The canon of the Writings was never carefully defined until nearly the time of Christ.
The Jews of the Diaspora principally spoke Greek and were often not expert enough in the Hebrew language to understand the books as they had originally been written, in Hebrew. Therefore Ptolemy II Philadelphus, King of Egypt, ordered a translation of the Jewish Scriptures to be done into Greek for the benefit of his Jewish subjects. This is the Septuagint. Other books were around then but not considered Scripture, and still other books were written later, and they never made it into the Septuagint. Enoch, Jubilees, III and IV Maccabees were examples of the extracanonical books that weren't included.
Later the Jews of the Holy Land questioned books written after the time of Ezra or which were not extant in Hebrew, and shrunk their canon to only books that were not questioned by those criteria.
The Christian Church, mostly Greek-speaking at first, used the Septuagint, adding to it the Gospels, the Epistles, Acts, and Revelation. A few other books were considered but ultimately rejected as part of the N.T.
Jerome, the great scholar of Scripture in the Fifth Century, questioned the books in the Septuagint which the Jews had rejected, but ultimately translated the Scriptures according to the full canon.
The Eastern Orthodox regard the Septuagint as Scripture. The Catholic Church regards all but three books of it as Scripture: I Esdras, which duplicates Ezra; II Esdras, an apocalyptic collection of prophecies attributed to Ezra; and the Prayer of Manasses. (But the latter is used as the canticle Kyrie Pantocrator.) Most of the Protestants, following the Jews of the Holy Land and Jerome's scruples, rejected the Septuagint books that weren't included in the "Palestinian Canon." And the Anglicans and Methodists, again following Jerome, regard the second set of books as a sort of "second class Scripture" to be included in Bibles and read but not used as the basis of doctrinal teaching. Most modern Lutherans follow this same view. And the Council of Trent reacted against the Protestant rejection of the deuterocanonical books by formally decreeing them as Scripture.

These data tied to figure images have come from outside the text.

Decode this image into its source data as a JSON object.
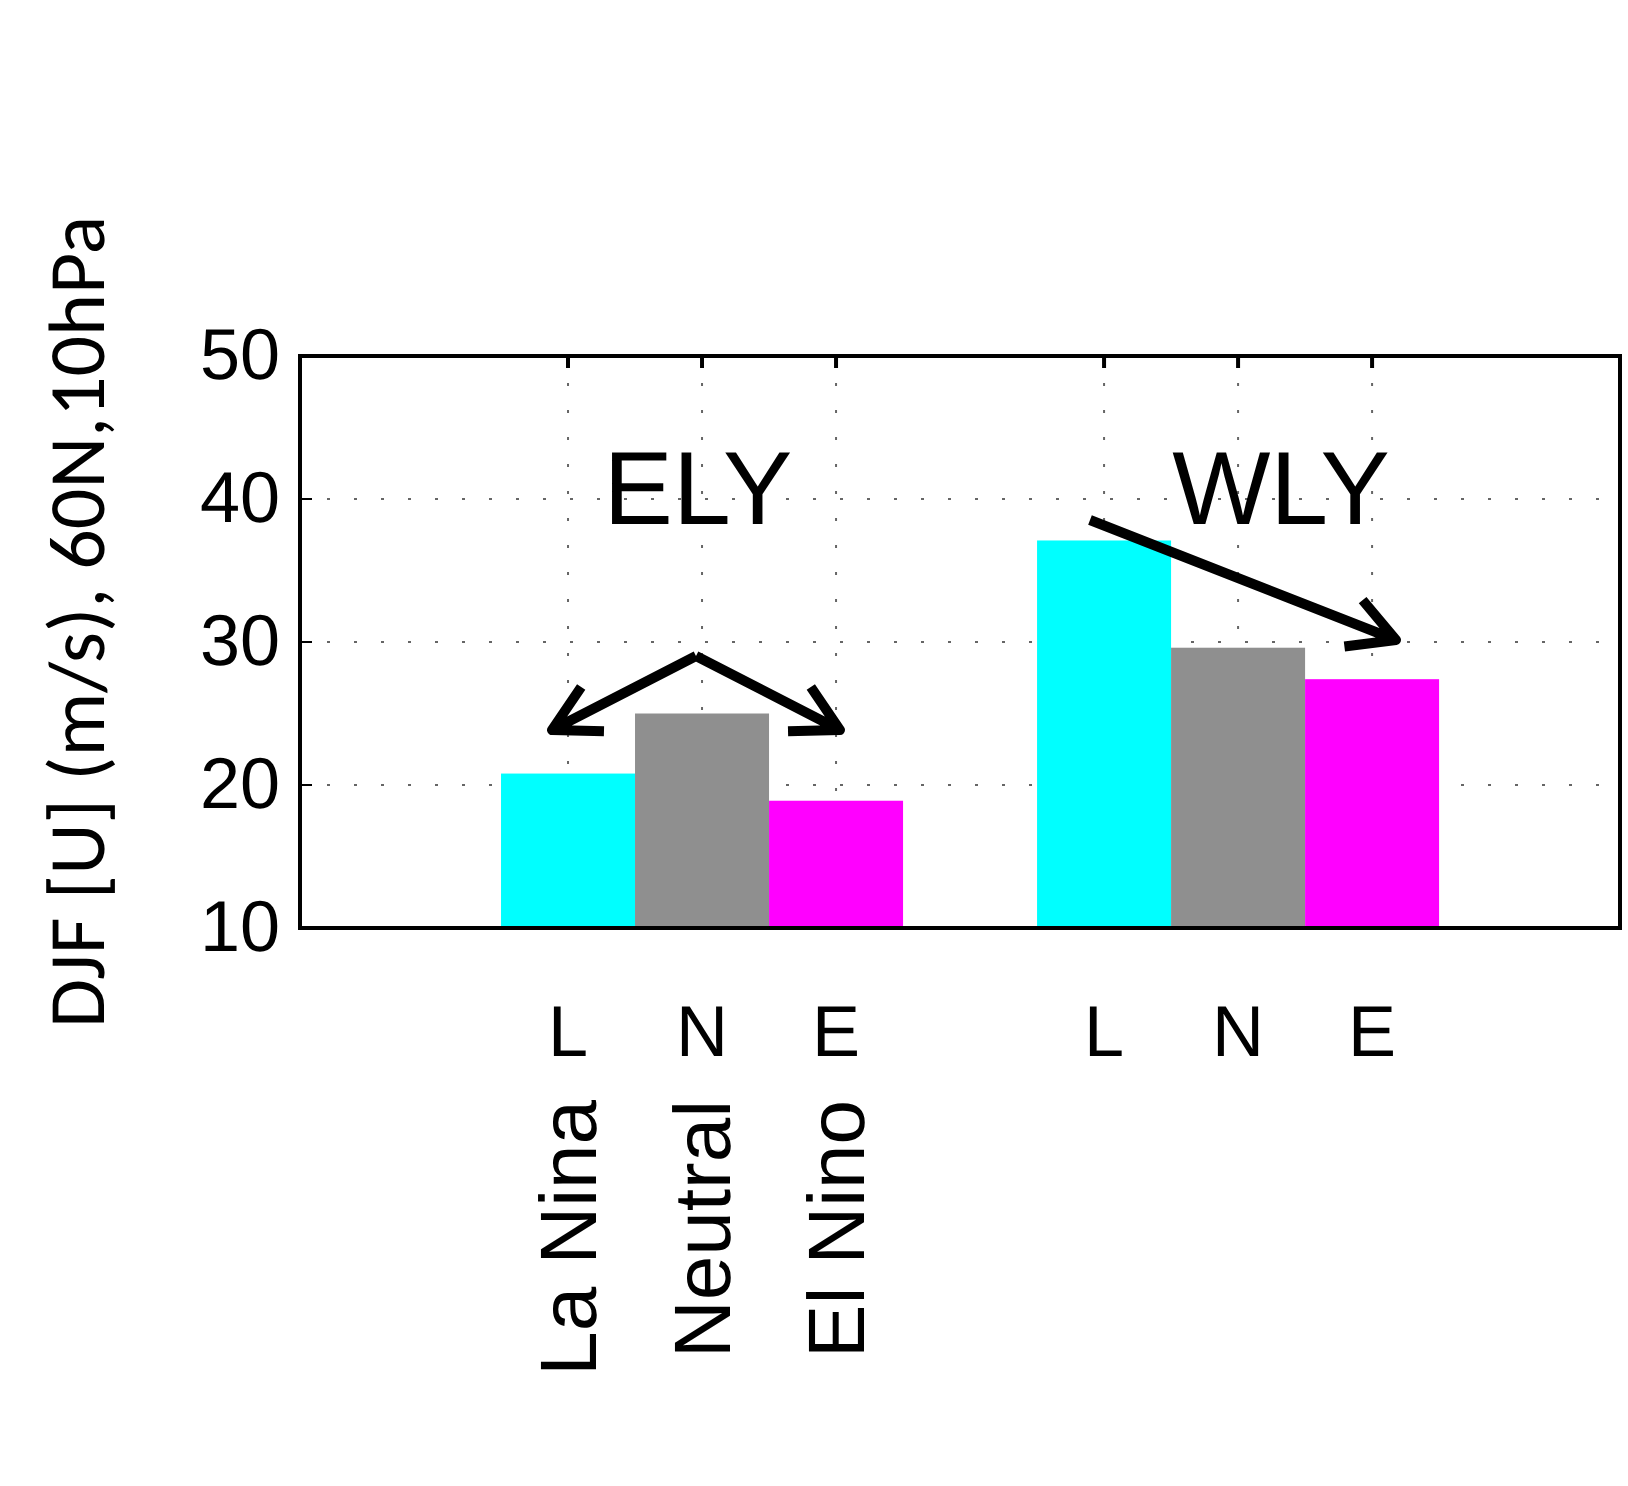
{
  "chart_data": {
    "type": "bar",
    "ylabel": "DJF [U] (m/s), 60N,10hPa",
    "categories": [
      "L",
      "N",
      "E",
      null,
      "L",
      "N",
      "E"
    ],
    "values": [
      20.8,
      25.0,
      18.9,
      null,
      37.1,
      29.6,
      27.4
    ],
    "colors": [
      "#00ffff",
      "#8f8f8f",
      "#ff00ff",
      null,
      "#00ffff",
      "#8f8f8f",
      "#ff00ff"
    ],
    "ylim": [
      10,
      50
    ],
    "yticks": [
      10,
      20,
      30,
      40,
      50
    ],
    "grid": true,
    "annotations": [
      "ELY",
      "WLY",
      "La Nina",
      "Neutral",
      "El Nino"
    ]
  }
}
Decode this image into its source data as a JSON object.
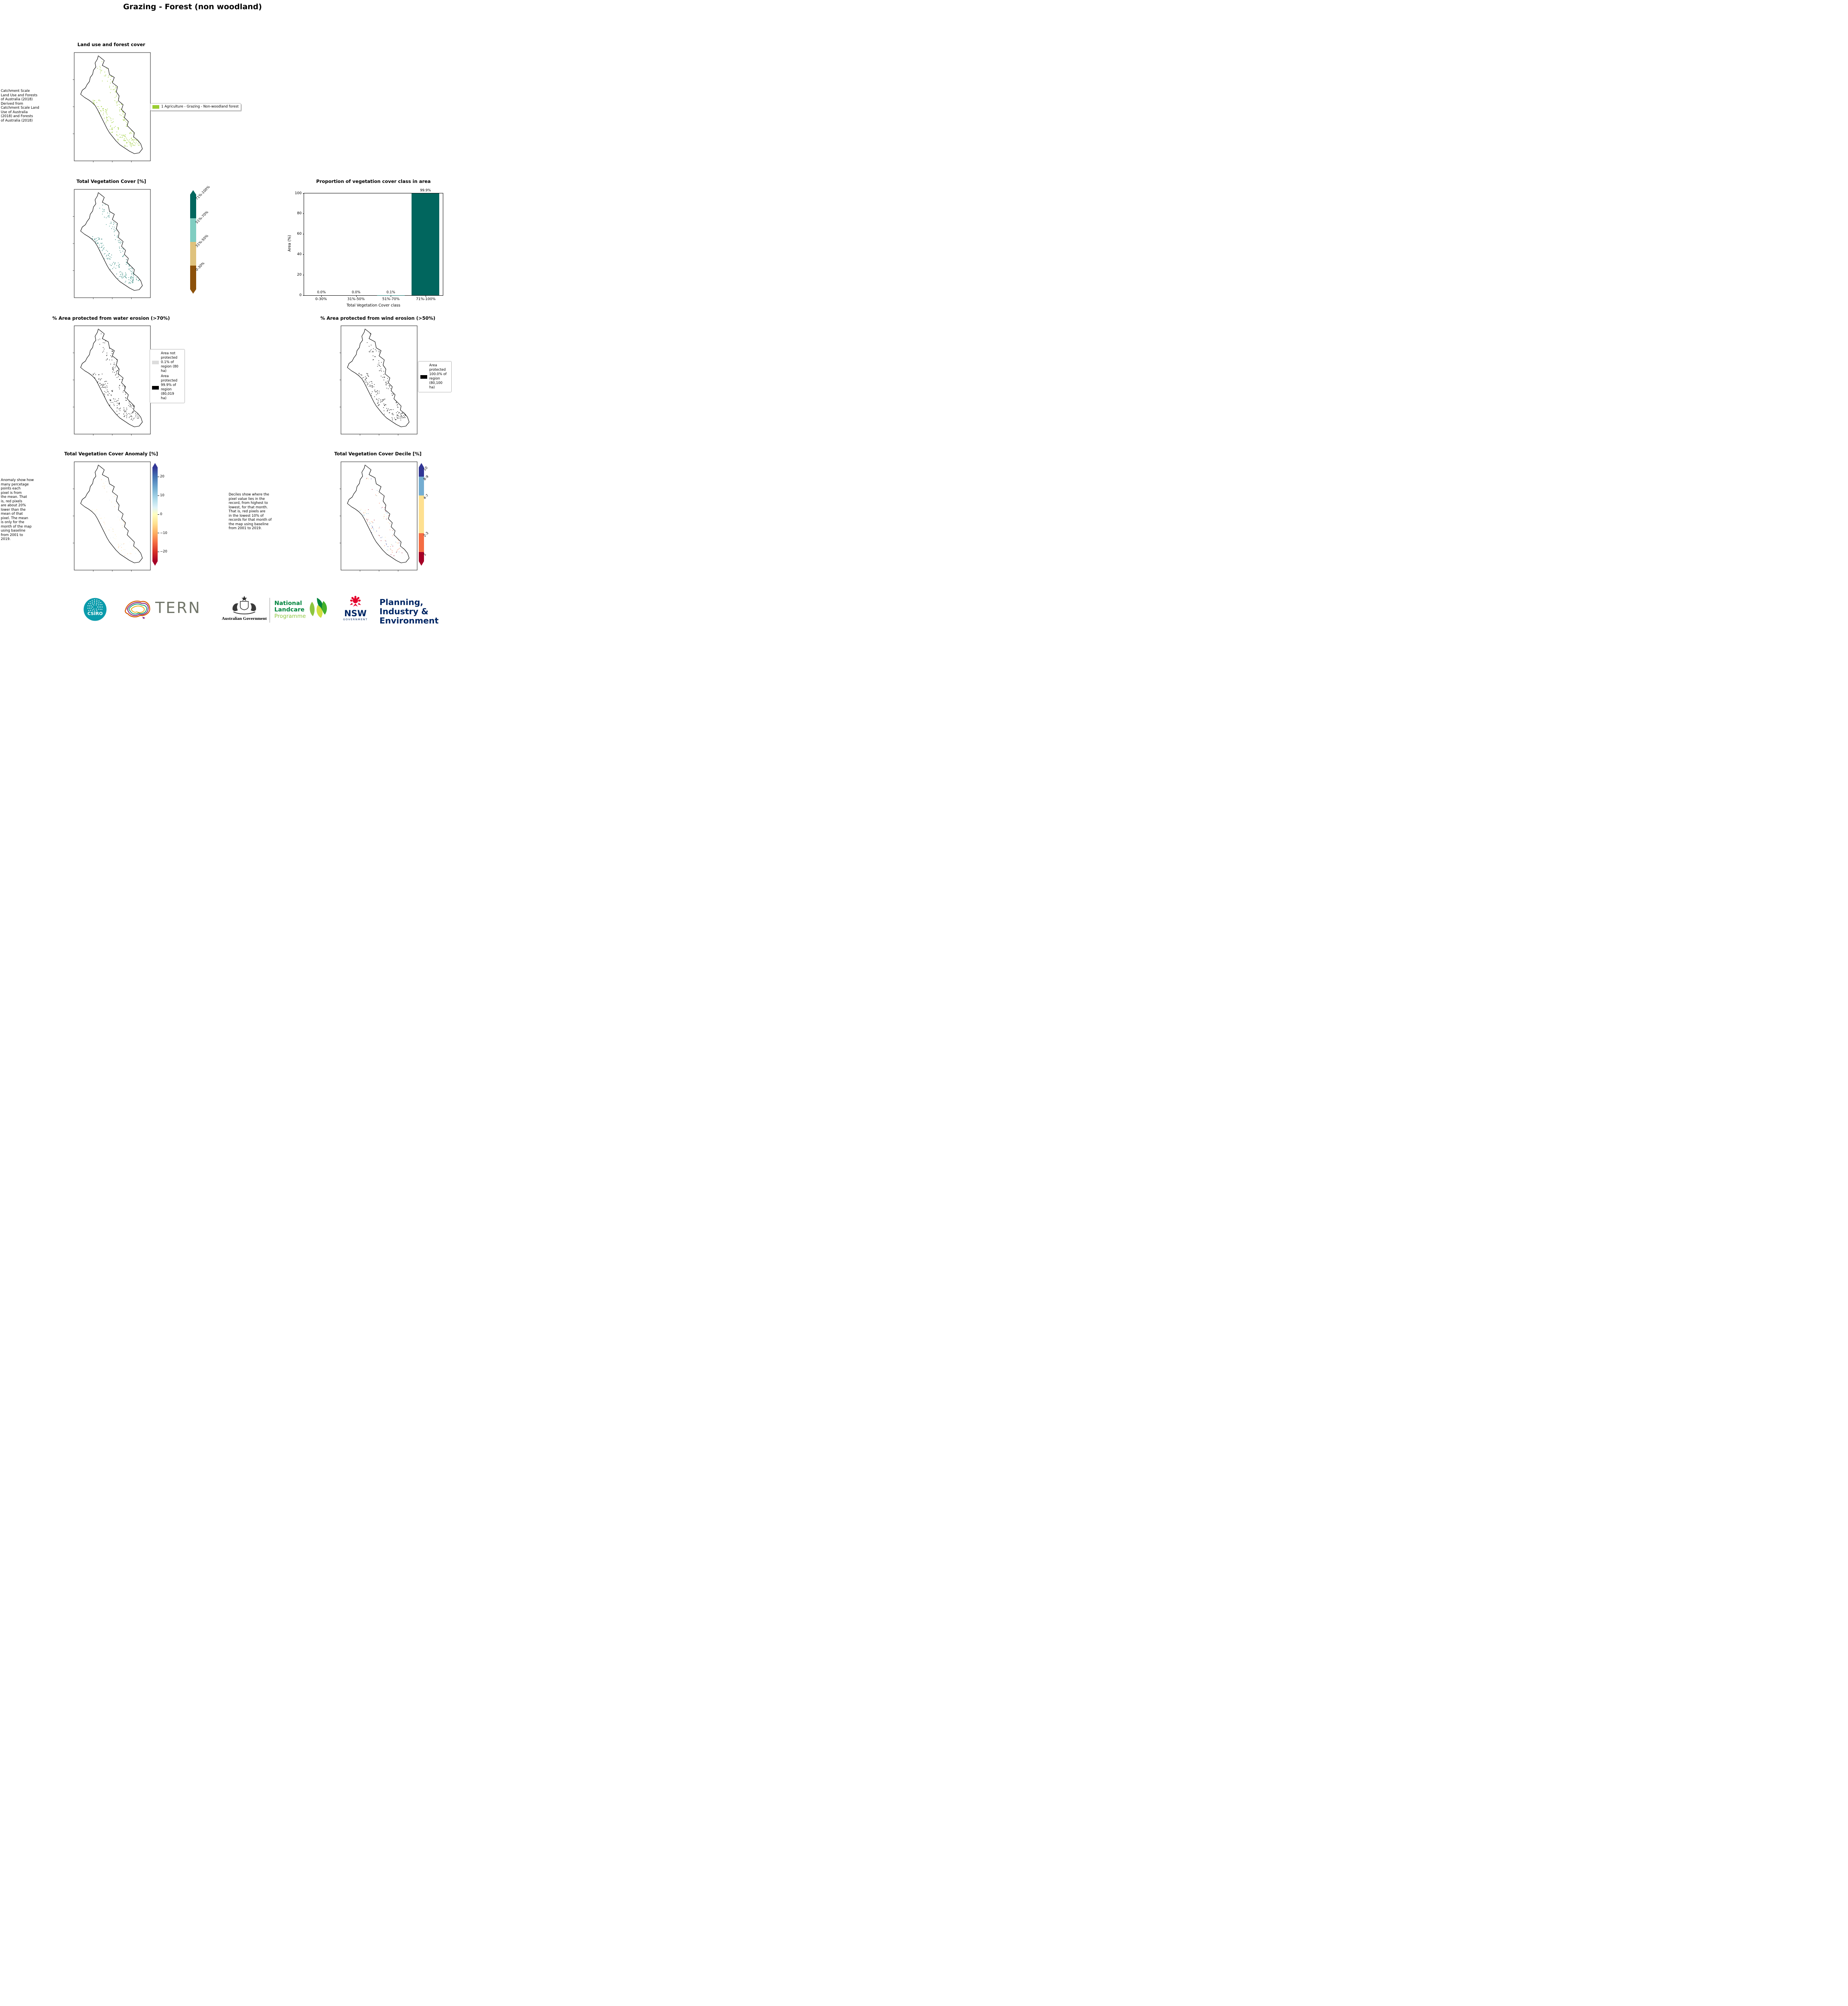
{
  "page_title": "Grazing - Forest (non woodland)",
  "landuse": {
    "title": "Land use and forest cover",
    "side_note": " Catchment Scale\nLand Use and Forests\nof Australia (2018)\nDerived from\nCatchment Scale Land\nUse of Australia\n(2018) and Forests\nof Australia (2018)",
    "legend": {
      "swatch_color": "#9acd32",
      "label": "1 Agriculture - Grazing - Non-woodland forest"
    }
  },
  "tvc": {
    "title": "Total Vegetation Cover [%]",
    "colorbar": [
      {
        "label": "71%-100%",
        "color": "#01665e"
      },
      {
        "label": "51%-70%",
        "color": "#80cdc1"
      },
      {
        "label": "31%-50%",
        "color": "#dfc27d"
      },
      {
        "label": "0-30%",
        "color": "#8c510a"
      }
    ]
  },
  "chart_data": {
    "type": "bar",
    "title": "Proportion of vegetation cover class in area",
    "categories": [
      "0-30%",
      "31%-50%",
      "51%-70%",
      "71%-100%"
    ],
    "values": [
      0.0,
      0.0,
      0.1,
      99.9
    ],
    "value_labels": [
      "0.0%",
      "0.0%",
      "0.1%",
      "99.9%"
    ],
    "xlabel": "Total Vegetation Cover class",
    "ylabel": "Area (%)",
    "ylim": [
      0,
      100
    ],
    "yticks": [
      0,
      20,
      40,
      60,
      80,
      100
    ],
    "bar_color": "#01665e",
    "grid": false,
    "legend": "none"
  },
  "water": {
    "title": "% Area protected from water erosion (>70%)",
    "legend": [
      {
        "label": "Area not\nprotected\n0.1% of\nregion (80\nha)",
        "color": "#dcdcdc"
      },
      {
        "label": "Area\nprotected\n99.9% of\nregion\n(80,019\nha)",
        "color": "#000000"
      }
    ]
  },
  "wind": {
    "title": "% Area protected from wind erosion (>50%)",
    "legend": [
      {
        "label": "Area\nprotected\n100.0% of\nregion\n(80,100\nha)",
        "color": "#000000"
      }
    ]
  },
  "anomaly": {
    "title": "Total Vegetation Cover Anomaly [%]",
    "side_note": "Anomaly show how\nmany percetage\npoints each\npixel is from\nthe mean. That\nis, red pixels\nare about 20%\nlower than the\nmean of that\npixel. The mean\nis only for the\nmonth of the map\nusing baseline\nfrom 2001 to\n2019.",
    "colorbar_ticks": [
      "20",
      "10",
      "0",
      "−10",
      "−20"
    ],
    "colormap_top_to_bottom": [
      "#313695",
      "#4575b4",
      "#74add1",
      "#abd9e9",
      "#e0f3f8",
      "#ffffbf",
      "#fee090",
      "#fdae61",
      "#f46d43",
      "#d73027",
      "#a50026"
    ]
  },
  "decile": {
    "title": "Total Vegetation Cover Decile [%]",
    "note": "Deciles show where the\npixel value lies in the\nrecord, from highest to\nlowest, for that month.\nThat is, red pixels are\nin the lowest 10% of\nrecords for that month of\nthe map using baseline\nfrom 2001 to 2019.",
    "colorbar": [
      {
        "label": "10",
        "color": "#313695",
        "height_pct": 10
      },
      {
        "label": "8-9",
        "color": "#74add1",
        "height_pct": 20
      },
      {
        "label": "4-7",
        "color": "#fee090",
        "height_pct": 40
      },
      {
        "label": "2-3",
        "color": "#f46d43",
        "height_pct": 20
      },
      {
        "label": "1",
        "color": "#a50026",
        "height_pct": 10
      }
    ]
  },
  "footer": {
    "csiro_label": "CSIRO",
    "tern_label": "TERN",
    "aus_gov_label": "Australian Government",
    "landcare": {
      "line1": "National",
      "line2": "Landcare",
      "line3": "Programme"
    },
    "nsw_label": "NSW",
    "nsw_gov_label": "GOVERNMENT",
    "pie": {
      "line1": "Planning,",
      "line2": "Industry &",
      "line3": "Environment"
    }
  }
}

So, at rock bottom, the answer is that nobody ever counted III and IV Maccabees as Scripture, with the exception of the Oriental Orthodox (Coptic) Church of Ethiopia, which has an amazingly broad canon, including them, Enoch, Jubilees, the Didache, and several other books of questionable origin. (The other Copts and Oriental Orthodox do not agree with them on this.) But with the exception of post-Jewish War Judaism and part of Protestantism, everyone has regarded I and II Maccabees as Scripture down through the centuries.